The loss of 9,000 jobs and a $1 billion charge are being described as the cost of HP's transition to cloud (see all Techmeme coverage). Alas, I fear this is just the downpayment as cloud computing begins an inexorable reshaping of HP into a far more slender behemoth than we know today.
All that HP has really announced is an investment in "fully automated, standardized, state-of-the-art commercial data centers." That is not cloud computing, it's simply the long-overdue application of virtualization and IT automation to the superannuated, legacy data center infrastructure that HP acquired when it bought EDS. As VentureBeat reports, HP previously consolidated 85 separate data centers down to just six. Automation is simply the next step in squeezing out all the inefficiencies and Soviet-era obsolescence that my Enterprise Irregulars colleague Vinnie Mirchandani has often railed against in the big IT outsourcers' infrastructure.

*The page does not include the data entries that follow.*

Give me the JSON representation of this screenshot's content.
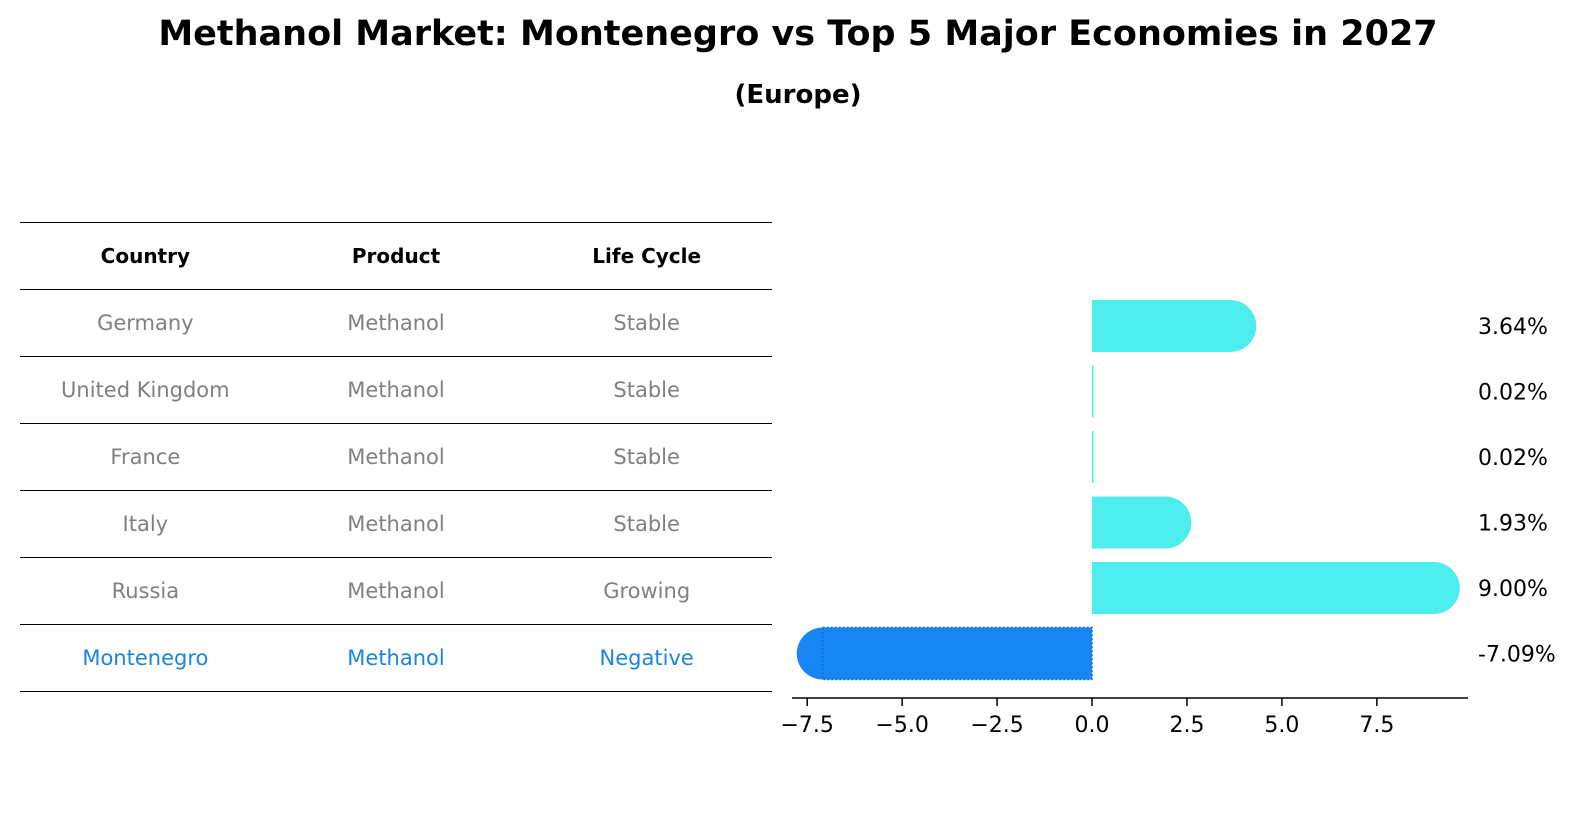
{
  "title": "Methanol Market: Montenegro vs Top 5 Major Economies in 2027",
  "subtitle": "(Europe)",
  "table": {
    "headers": [
      "Country",
      "Product",
      "Life Cycle"
    ],
    "rows": [
      [
        "Germany",
        "Methanol",
        "Stable"
      ],
      [
        "United Kingdom",
        "Methanol",
        "Stable"
      ],
      [
        "France",
        "Methanol",
        "Stable"
      ],
      [
        "Italy",
        "Methanol",
        "Stable"
      ],
      [
        "Russia",
        "Methanol",
        "Growing"
      ],
      [
        "Montenegro",
        "Methanol",
        "Negative"
      ]
    ],
    "highlight_row": 5,
    "highlight_color": "#1a85e0",
    "text_color": "#808080"
  },
  "chart_data": {
    "type": "bar",
    "orientation": "horizontal",
    "categories": [
      "Germany",
      "United Kingdom",
      "France",
      "Italy",
      "Russia",
      "Montenegro"
    ],
    "values": [
      3.64,
      0.02,
      0.02,
      1.93,
      9.0,
      -7.09
    ],
    "value_labels": [
      "3.64%",
      "0.02%",
      "0.02%",
      "1.93%",
      "9.00%",
      "-7.09%"
    ],
    "colors": [
      "#4deded",
      "#4deded",
      "#4deded",
      "#4deded",
      "#4deded",
      "#1a85f5"
    ],
    "xlim": [
      -7.9,
      9.9
    ],
    "xticks": [
      -7.5,
      -5.0,
      -2.5,
      0.0,
      2.5,
      5.0,
      7.5
    ],
    "xtick_labels": [
      "−7.5",
      "−5.0",
      "−2.5",
      "0.0",
      "2.5",
      "5.0",
      "7.5"
    ],
    "grid": false,
    "legend": false
  }
}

HP claims in its press statement that the move will result in "annualized gross savings of approximately $1 billion and net savings after reinvestment in a range between $500 million and $700 million." The implication is that all those savings will go to HP's bottom line, but the real cost of HP's move to cloud computing will come as it begins to offer its enterprise cloud services under pay-as-you-go, as-a-service contracts. In this hotly competitive market, the commoditization of services running on near identical virtualized software stacks will mean that HP's operational savings won't feed its own cash reserves. Instead, they'll be funneled directly to customers in lower prices.
That's when the cloud will really start to bite into HP's business structure, and if it fails to win enough market share, I fear the job losses and retrenchment it's going to suffer will make a $1bn charge and 9000 jobs look miniscule in comparison.